I didn’t try and hide the tears or the blood on my face when I walked up from that futon. I wanted her father to know who he kept in that basement. I sat on a rock in the front yard and called my mother to have her pick me up. I picked up a half smoked cigarette and looked behind me with it hanging out of my mouth. In the front window of the house, a man with a great big red beard scratched his head and walked to the door next to him. He came outside in a robe and slippers and sat next to me.
He took the cigarette from my lips and said, “I started smoking when I was thirteen too,” now fumbling through his pockets, “better quit now.”

He pulled out a half full pack of cigarettes and slowly placed one in his mouth, then holding the pack out to me. I fingered one out and put it in my mouth, holding it like a drumstick.
He handed me his lighter, and while I was taking my first drag off of my tenth cigarette, he said, “Stat out of trouble, I like you.”

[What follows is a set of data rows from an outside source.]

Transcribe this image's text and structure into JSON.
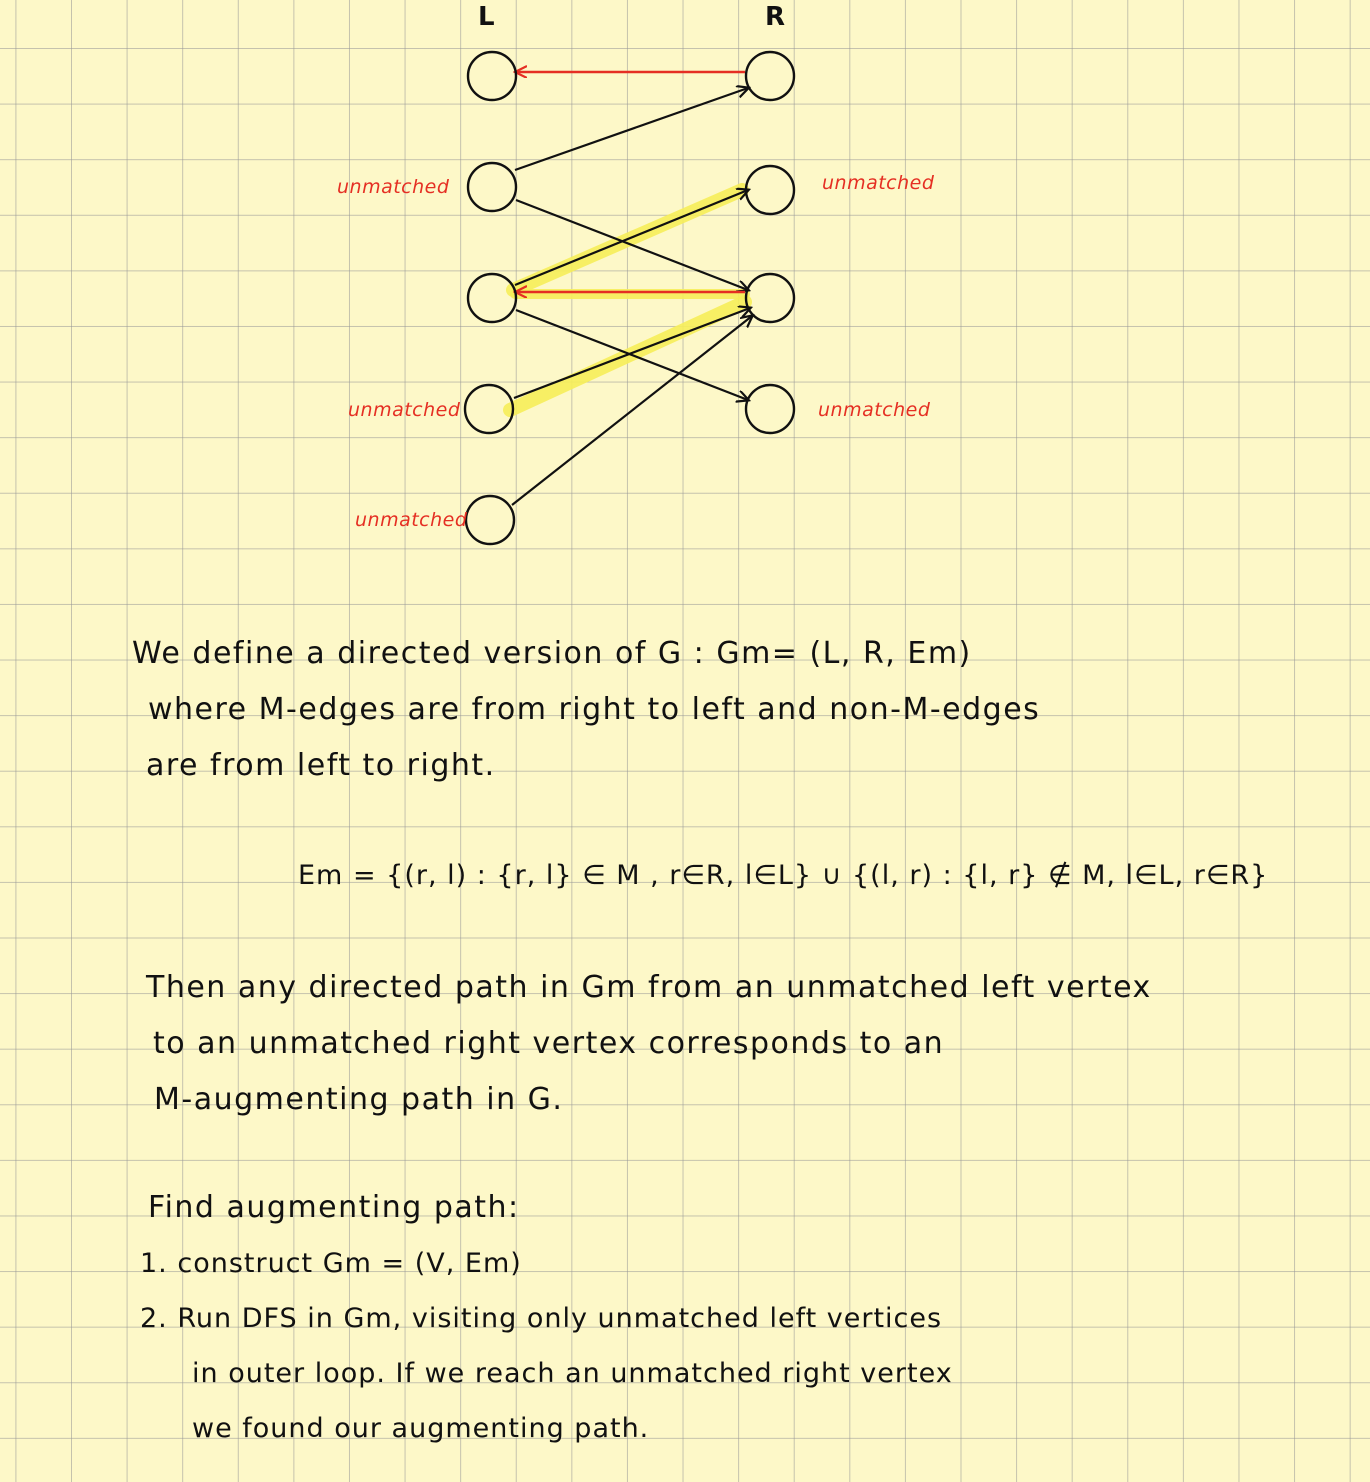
{
  "graph": {
    "left_label": "L",
    "right_label": "R",
    "left_unmatched": [
      "unmatched",
      "unmatched",
      "unmatched"
    ],
    "right_unmatched": [
      "unmatched",
      "unmatched"
    ],
    "colors": {
      "matched_edge": "#e52f23",
      "unmatched_edge": "#111111",
      "highlight": "#f7ef5a",
      "annotation": "#e52f23",
      "paper": "#fdf8c8",
      "grid": "#9a9a9a"
    }
  },
  "text": {
    "para1": [
      "We define a directed version of G : Gm= (L, R, Em)",
      "where M-edges are from right to left and non-M-edges",
      "are from left to right."
    ],
    "formula": "Em = {(r, l) : {r, l} ∈ M , r∈R, l∈L} ∪ {(l, r) : {l, r} ∉ M, l∈L, r∈R}",
    "para2": [
      "Then any directed path in Gm from an unmatched left vertex",
      "to an unmatched right vertex corresponds to an",
      "M-augmenting path in G."
    ],
    "steps_title": "Find augmenting path:",
    "steps": [
      "1. construct Gm = (V, Em)",
      "2. Run DFS in Gm, visiting only unmatched left vertices",
      "in outer loop. If we reach an unmatched right vertex",
      "we found our augmenting path."
    ]
  }
}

The air in my car was stale, the heat blowing in my face made my throat sore. This girl next to me was crying behind a curtain of blonde hair. I looked forward, off at her house, an off-white tower sticking out of a dirt yard. She kept giving me reasons why I was different, reasons I already knew. I let the fuse burn.

Wes.

Please.

I’m sorry.

I said I’m sorry.

Didn’t you hear.

You make me feel.

There’s no one like you.

 

I started to cry and pounded my leg with a closed fist. Everything was trying to squeeze out me not like toothpaste, but a ballon being blown up by a young kid, too young to know when to stop.

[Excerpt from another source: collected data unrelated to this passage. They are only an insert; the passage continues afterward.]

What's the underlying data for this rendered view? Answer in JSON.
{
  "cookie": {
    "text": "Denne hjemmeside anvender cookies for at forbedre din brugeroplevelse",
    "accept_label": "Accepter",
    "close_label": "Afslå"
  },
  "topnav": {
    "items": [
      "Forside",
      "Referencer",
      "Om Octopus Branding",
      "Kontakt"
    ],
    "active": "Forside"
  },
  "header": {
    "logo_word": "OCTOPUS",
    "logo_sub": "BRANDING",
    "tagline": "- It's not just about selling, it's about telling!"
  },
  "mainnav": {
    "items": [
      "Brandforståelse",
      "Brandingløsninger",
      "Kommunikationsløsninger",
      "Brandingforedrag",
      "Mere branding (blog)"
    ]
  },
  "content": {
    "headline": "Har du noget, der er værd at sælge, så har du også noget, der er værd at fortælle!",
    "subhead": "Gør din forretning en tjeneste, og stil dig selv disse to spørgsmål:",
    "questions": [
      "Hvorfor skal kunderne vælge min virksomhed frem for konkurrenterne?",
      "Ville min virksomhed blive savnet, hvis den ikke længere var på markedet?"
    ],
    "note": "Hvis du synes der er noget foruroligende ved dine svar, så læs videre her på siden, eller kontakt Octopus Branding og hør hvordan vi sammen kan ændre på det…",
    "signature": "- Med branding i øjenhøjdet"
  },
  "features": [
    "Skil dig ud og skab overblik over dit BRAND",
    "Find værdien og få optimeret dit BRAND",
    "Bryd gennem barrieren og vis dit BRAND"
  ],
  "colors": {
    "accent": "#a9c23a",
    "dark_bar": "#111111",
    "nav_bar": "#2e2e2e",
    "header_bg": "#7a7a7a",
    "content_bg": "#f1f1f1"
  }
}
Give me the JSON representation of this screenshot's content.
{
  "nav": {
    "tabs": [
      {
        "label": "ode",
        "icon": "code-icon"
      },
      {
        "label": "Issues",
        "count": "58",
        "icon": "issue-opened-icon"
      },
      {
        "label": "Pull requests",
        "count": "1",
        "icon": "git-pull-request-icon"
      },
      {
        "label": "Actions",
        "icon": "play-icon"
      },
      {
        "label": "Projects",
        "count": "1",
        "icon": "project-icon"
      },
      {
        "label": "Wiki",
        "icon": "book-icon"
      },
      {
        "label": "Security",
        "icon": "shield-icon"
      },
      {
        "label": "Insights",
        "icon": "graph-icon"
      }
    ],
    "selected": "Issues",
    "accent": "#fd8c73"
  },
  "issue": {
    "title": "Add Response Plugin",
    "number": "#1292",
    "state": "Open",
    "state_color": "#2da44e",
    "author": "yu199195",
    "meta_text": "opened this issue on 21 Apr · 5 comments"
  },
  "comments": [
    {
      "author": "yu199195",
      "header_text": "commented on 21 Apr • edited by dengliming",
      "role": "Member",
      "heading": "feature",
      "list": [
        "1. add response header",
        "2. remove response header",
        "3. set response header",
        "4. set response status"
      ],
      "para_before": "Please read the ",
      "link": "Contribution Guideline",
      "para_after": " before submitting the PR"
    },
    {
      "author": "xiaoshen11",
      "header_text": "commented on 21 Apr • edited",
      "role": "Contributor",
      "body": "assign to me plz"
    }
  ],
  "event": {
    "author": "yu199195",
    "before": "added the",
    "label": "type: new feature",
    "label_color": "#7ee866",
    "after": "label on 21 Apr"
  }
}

I dug my nails into my leg and said, “get the fuck out of my car.”

Three weeks before this day, after I had to explain my humanity, I was told by her that she was sociopathic. A week after that, we split. Three days after that, she forced herself onto me while I was driving her home from work. So now we’re here. In the previous months, I had been torn away from friends, my family, my job. Again, I was stripped of skin and left bare on the rocks.

I drove away after she got out of the car thinking I would chase after her. I left a perfect semi circle in the mud and sped off on the road. It was then that I started crying. Slamming the steering wheel over and over, I kept yelling that I did it, that I was free.

I know what I know. I know the shit I dealt with. That’s all that matters to me. The shit. I can smell it and I’m sorry if you can too.